メタン菌を用いたバイオガス発電の仕組みは、次のようなものである。最初に、収集車から受け入れホッパに入れられた生ゴミから、選別装置により包装ビニールなど発酵不適物を除外する。その選別生ゴミは、巨大な発酵槽で役目を終えて返送された発酵液と混ぜられて混合液となる。この混合液を蒸気によって加熱・撹拌して発酵しやすい柔らかな可溶化液に変換させる。ここで、注目しないといけないのは、選別生ゴミを可溶化する際には、外部から水の供給なしに、リサイクルされた発酵液を用いていることである。メタン菌は35度から40度の環境で繁殖するが、この温度設定のための蒸気もガス発電機の排熱ガスによって作られた蒸気ボイラーから供給されている。つまり、このバイオガス発電設備は、正常に運転されているかぎり、生ゴミ以外の外部資源を一切使用しない。水も電気も蒸気も全て自身で生み出したものを利用している。
このドロドロにまで柔らかくなった可溶化液は、2棟の巨大なメタン発酵槽に入れられる。発酵槽に注入された可溶化液はメタン菌によって発酵・分解されメタンガスを発生させて18日間で役目を終えて発酵槽から排出される。そもそもメタン菌は嫌気性細菌で、空気に触れては役目を果たせないので、発酵槽は水で満たされている。そして、この秋田のバイオガス発電所の種となるメタン菌は、すぐ近くにある、秋田市の下水処理場で汚泥処理に使われていたものを転用している。メタン菌は弱い菌なので、遠距離を運搬することは好ましくなく、万が一の時にも近くから供給されることを期待している。
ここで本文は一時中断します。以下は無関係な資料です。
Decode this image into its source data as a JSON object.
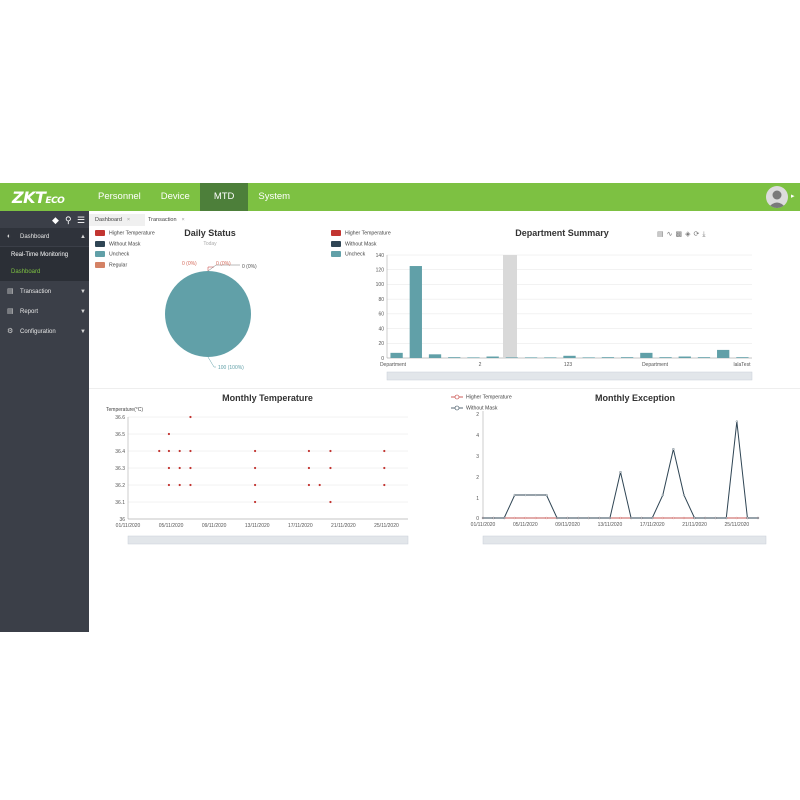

この発酵槽から最終的に出てくるのは、バイオガスと発酵液と汚泥である。まず、このバイオガスにはメタンガスだけでなく硫化水素も含まれているので、脱硫し、純粋なメタンガスだけを発電機に送る。発酵液の一部は混合槽・可溶化槽に戻されるが、その他は、膜分離によって浄化し、綺麗な水にして下水に放流している。残りの汚泥は乾燥させて堆肥とし、秋田名物じゅん菜農家に供給している。つまり、このバイオガス発電所では全く二次廃棄物を出さないエコシステムを形成している。
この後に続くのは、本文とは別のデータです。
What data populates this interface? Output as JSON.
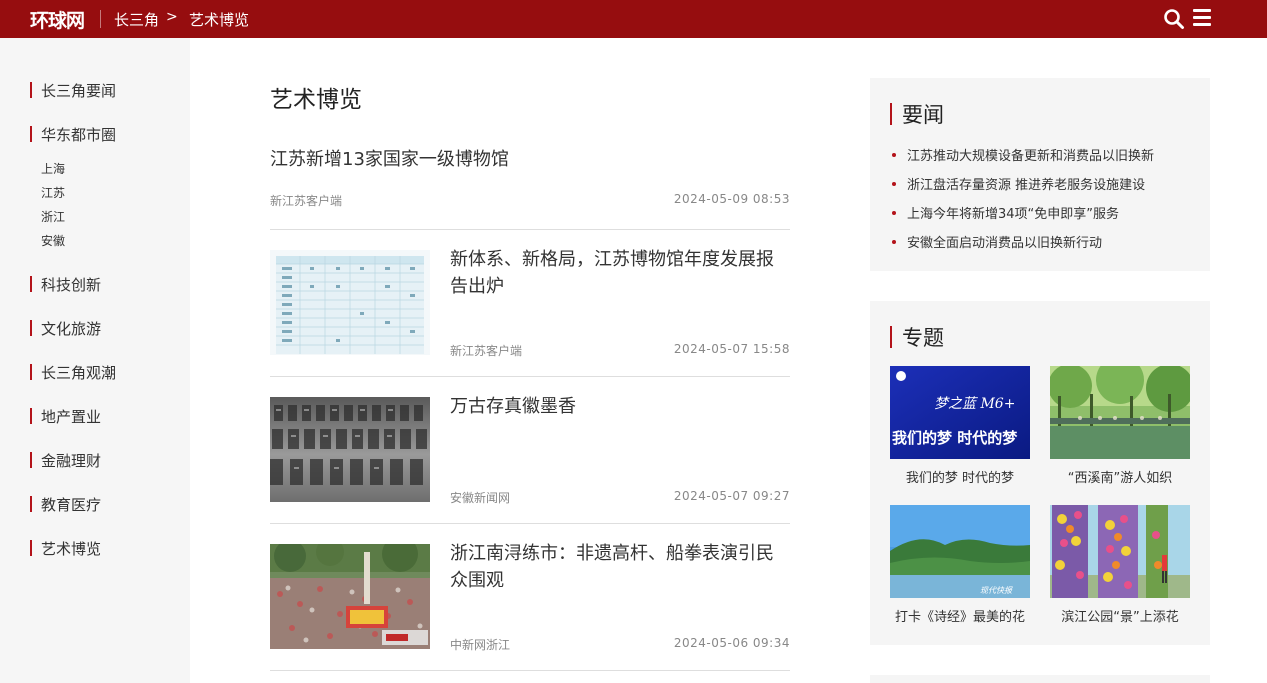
{
  "header": {
    "logo": "环球网",
    "breadcrumb": [
      "长三角",
      "艺术博览"
    ],
    "breadcrumb_sep": ">"
  },
  "leftnav": {
    "items": [
      {
        "label": "长三角要闻"
      },
      {
        "label": "华东都市圈",
        "children": [
          "上海",
          "江苏",
          "浙江",
          "安徽"
        ]
      },
      {
        "label": "科技创新"
      },
      {
        "label": "文化旅游"
      },
      {
        "label": "长三角观潮"
      },
      {
        "label": "地产置业"
      },
      {
        "label": "金融理财"
      },
      {
        "label": "教育医疗"
      },
      {
        "label": "艺术博览"
      }
    ]
  },
  "main": {
    "title": "艺术博览",
    "articles": [
      {
        "title": "江苏新增13家国家一级博物馆",
        "source": "新江苏客户端",
        "date": "2024-05-09 08:53"
      },
      {
        "title": "新体系、新格局，江苏博物馆年度发展报告出炉",
        "source": "新江苏客户端",
        "date": "2024-05-07 15:58"
      },
      {
        "title": "万古存真徽墨香",
        "source": "安徽新闻网",
        "date": "2024-05-07 09:27"
      },
      {
        "title": "浙江南浔练市：非遗高杆、船拳表演引民众围观",
        "source": "中新网浙江",
        "date": "2024-05-06 09:34"
      }
    ]
  },
  "sidebar": {
    "news": {
      "heading": "要闻",
      "items": [
        "江苏推动大规模设备更新和消费品以旧换新",
        "浙江盘活存量资源 推进养老服务设施建设",
        "上海今年将新增34项“免申即享”服务",
        "安徽全面启动消费品以旧换新行动"
      ]
    },
    "topics": {
      "heading": "专题",
      "items": [
        {
          "caption": "我们的梦 时代的梦",
          "image_text_1": "梦之蓝 M6+",
          "image_text_2": "我们的梦 时代的梦"
        },
        {
          "caption": "“西溪南”游人如织"
        },
        {
          "caption": "打卡《诗经》最美的花",
          "image_text_1": "现代快报"
        },
        {
          "caption": "滨江公园“景”上添花"
        }
      ]
    }
  },
  "colors": {
    "brand": "#960d0f",
    "accent": "#b3131a"
  }
}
また、この発電所は巨大な球状のガスホルダにメタンガスを蓄積しているので、常に一定出力の電力を供給できるベース電源となっている。一般的に、ガス発電機は電力を発生するだけでなく、高温の蒸気を出力する。電力は電力線によって遠隔地に送電できるが、問題なのは熱源の利用方法である。その点、このバイオガス発電所は、この熱源を、メタン発酵を活性化させるための加熱処理に使い、発酵液から乾燥汚泥を作るための熱源にも利用し、自身で使い切ることができるメリットがある。
このバイオガス発電所の建設と運営は、日立造船が行なっているが、このエコシステム全体は、秋田市、秋田市の産廃業者、秋田市の食品加工業の密接な連携によって稼働している。発電所の立地も、秋田市の金属加工団地という周囲に住民が住んでいない地域で環境アセスメントの必要もなく順調に建設が進んだという恵まれた条件も整っていた。この金属加工団地から砂防林を10分ほど車で走ると、雄物川風力発電地域があり、多くの風力発電機が唸りを上げて回っている。日立造船も、この雄物川では、現在2基の風力発電機を建設、運営している。
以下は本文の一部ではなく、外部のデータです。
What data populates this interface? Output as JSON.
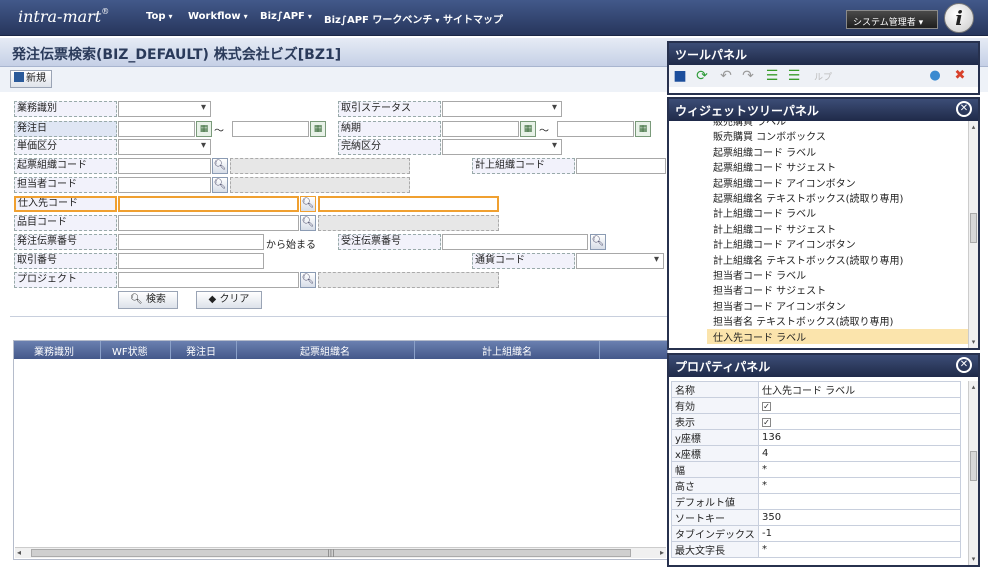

それにしても、秋田市、秋田県は、日本でも秀でて環境問題に関心が高い地域である。何が、その要因なのか?私なりに考えてみた。そういえば、かつて秋田は日本で数少ない油田地帯だった。大学に鉱山学科があるのも秋田大学だけである。そうしたこともあり、秋田県民はエネルギー資源には関心が高いのだろう。もう一つは、秋田県にある小坂銅山を引き継いだDOWAホールディングスは日本屈指の金属リサイクル企業で「都市鉱山」の主要な担い手でもある。風力発電やバイオガス発電など、再生可能エネルギーに熱心な秋田県民の心意気に心から敬意を評したい。